Теофиль Готье
Мадемуазель де Мопен
Предисловие
Одна из самых забавных примет славной эпохи, в которую нам посчастливилось жить, — это, бесспорно, оправдание добродетели, предпринятое ныне всеми газетами, какого бы ни были они цвета, — красные, зеленые или трехцветные.
Разумеется, добродетель — почтенное свойство, и нам отнюдь не хочется — Боже сохрани! — ею пренебрегать. Это порядочная, достойная женщина. И мы полагаем, что глаза ее с изрядным задором поблескивают из-под очков, что чулки у нее не так уж и перекручены, что табак из золотой табакерки она берет со всем мыслимым изяществом, а ее собачка приседает и кланяется не хуже учителя танцев. Так мы полагаем. Мы даже согласимся, что для своего возраста она еще хоть куда и прекрасно сохранилась. Очень приятная бабушка, но все-таки бабушка… По-моему, естественно будет предпочесть ей — особенно если вам двадцать лет — этакую премилую безнравственность, дерзкую, кокетливую, разбитную, слегка растрепанную, в юбчонке скорее короткой, чем длинной, с вызывающей ножкой и вызывающим взглядом, с румянцем во всю щеку, с улыбкой на устах и сердцем на ладони. Самые чудовищно добродетельные журналисты не посмеют утверждать обратное, а если кто и посмеет, то на самом деле он скорее всего так не думает. Думать одно, а писать другое — это случается на каждом шагу, особенно с добродетельными людьми.
Помню, какие колкости до революции (я имею в виду Июльскую) сыпались на горемычного и целомудренного виконта Состена де Ларошфуко, удлинившего туники танцовщиц в Опере и своей патрицианской рукой наложившего стыдливые нашлепки на середку всех статуй. Ныне г-на виконта Состена де Ларошфуко уже превзошли, и намного.
С тех пор стыдливость весьма усовершенствовалась и дошла до таких тонкостей, о каких прежде и не помышляли.Не имея привычки рассматривать у статуй известное место, я вместе с другими считал, что на свете не может быть выдумки смешнее виноградных листочков, вырезанных г-ном попечителем изящных искусств. Похоже, я заблуждался, и виноградный листок — одно из похвальнейших общественных установлений.

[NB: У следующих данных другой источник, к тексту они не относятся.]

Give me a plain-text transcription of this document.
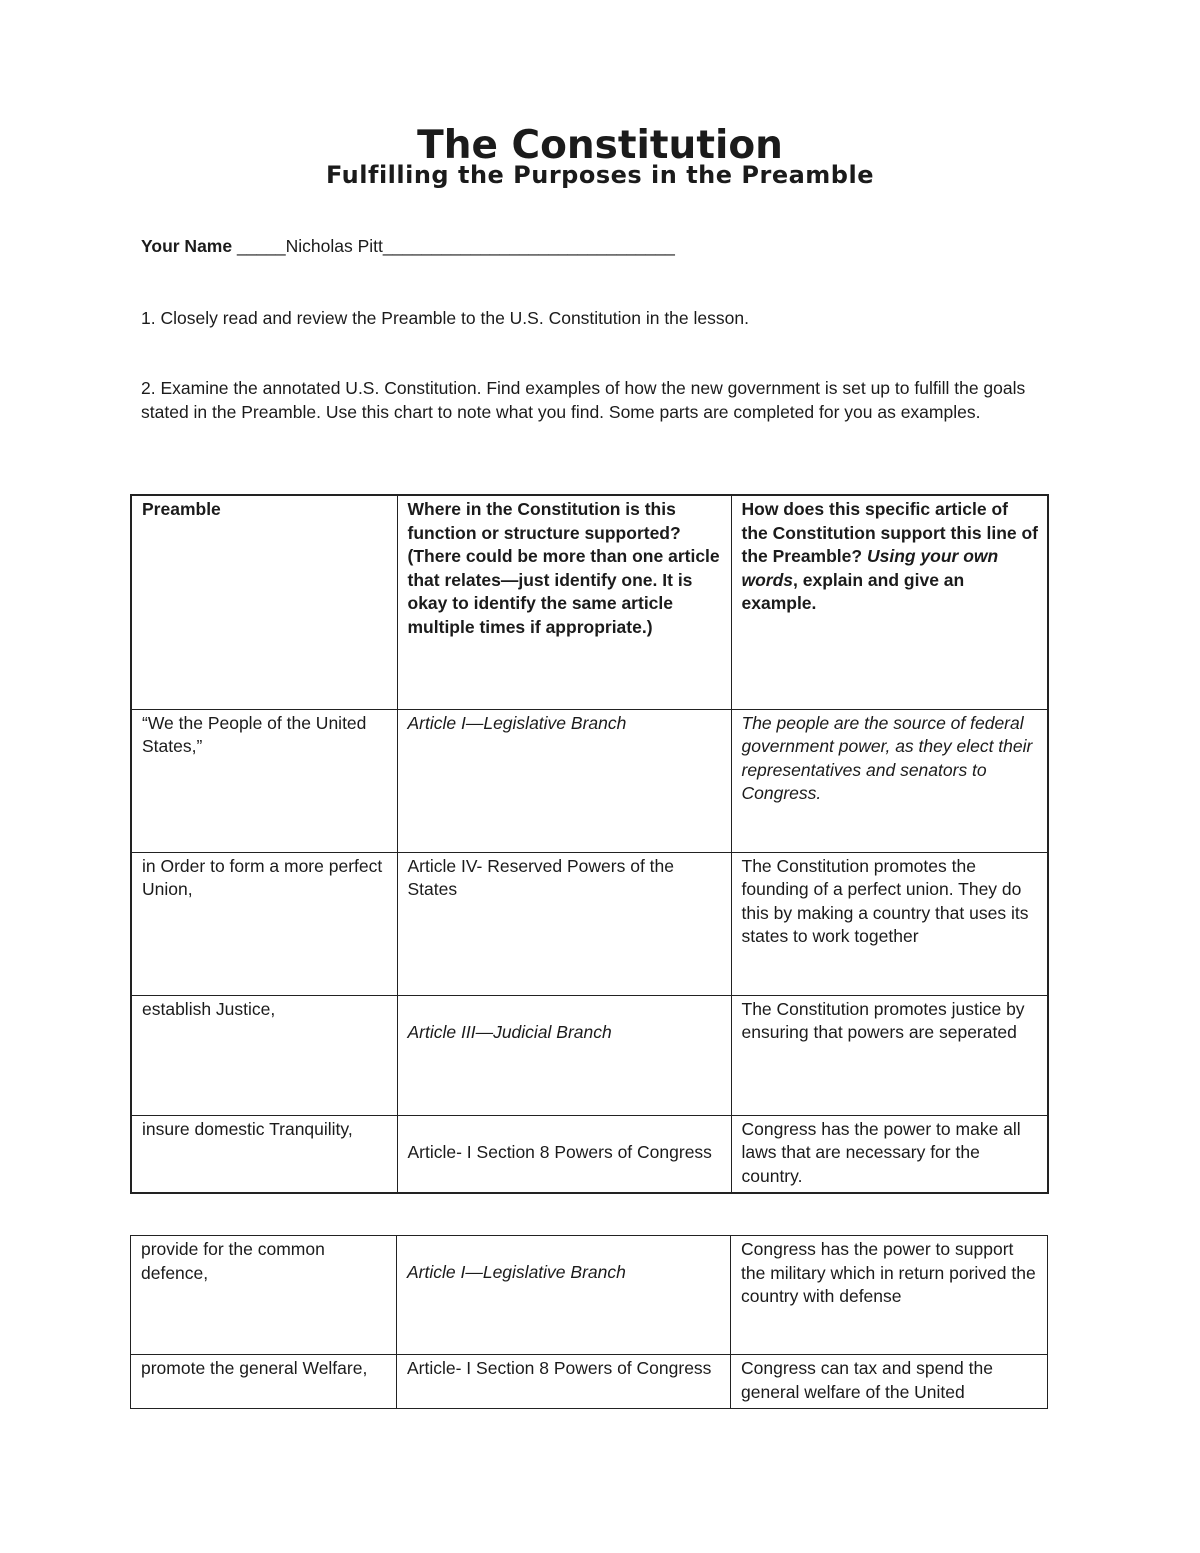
The Constitution
Fulfilling the Purposes in the Preamble
Your Name _____Nicholas Pitt______________________________
1. Closely read and review the Preamble to the U.S. Constitution in the lesson.
2. Examine the annotated U.S. Constitution. Find examples of how the new government is set up to fulfill the goals stated in the Preamble. Use this chart to note what you find. Some parts are completed for you as examples.
Preamble	Where in the Constitution is this function or structure supported? (There could be more than one article that relates—just identify one. It is okay to identify the same article multiple times if appropriate.)	How does this specific article of the Constitution support this line of the Preamble? Using your own words, explain and give an example.
“We the People of the United States,”	Article I—Legislative Branch	The people are the source of federal government power, as they elect their representatives and senators to Congress.
in Order to form a more perfect Union,	Article IV- Reserved Powers of the States	The Constitution promotes the founding of a perfect union. They do this by making a country that uses its states to work together
establish Justice,	Article III—Judicial Branch	The Constitution promotes justice by ensuring that powers are seperated
insure domestic Tranquility,	Article- I Section 8 Powers of Congress	Congress has the power to make all laws that are necessary for the country.
provide for the common defence,	Article I—Legislative Branch	Congress has the power to support the military which in return porived the country with defense
promote the general Welfare,	Article- I Section 8 Powers of Congress	Congress can tax and spend the general welfare of the United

Мне поведали, но я не пожелал верить, так дико это мне показалось, что есть люди, которые, стоя перед фреской Микеланджело «Страшный суд», видят только эпизод с распутными священнослужителями и прикрывают себе лица, вопя о глумлении над безутешной скорбью!
Эти же люди изо всех романов о Родриго знают только куплет об уже. Едва на картине или в книге мелькнет нагота, они спешат прямиком туда, как свинья — к грязной луже, не обращая внимания на пышные цветы и прекрасные золотистые плоды, тянущиеся к ним со всех сторон.
Я, признаться, не столь добродетелен. Когда бесстыдница Дорина выставит мне напоказ свой бюст, я, конечно, не стану доставать из кармана платок, чтобы прикрыть эту грудь, на которую не в силах смотреть. Я буду смотреть на грудь так же, как на лицо, и получу удовольствие, коль скоро она окажется белой и округлой. Но я не стану щупать платье на Эльвире, дабы определить, мягок ли шелк, и не стану с набожным видом заваливать ее на край стола по примеру бедняги Тартюфа.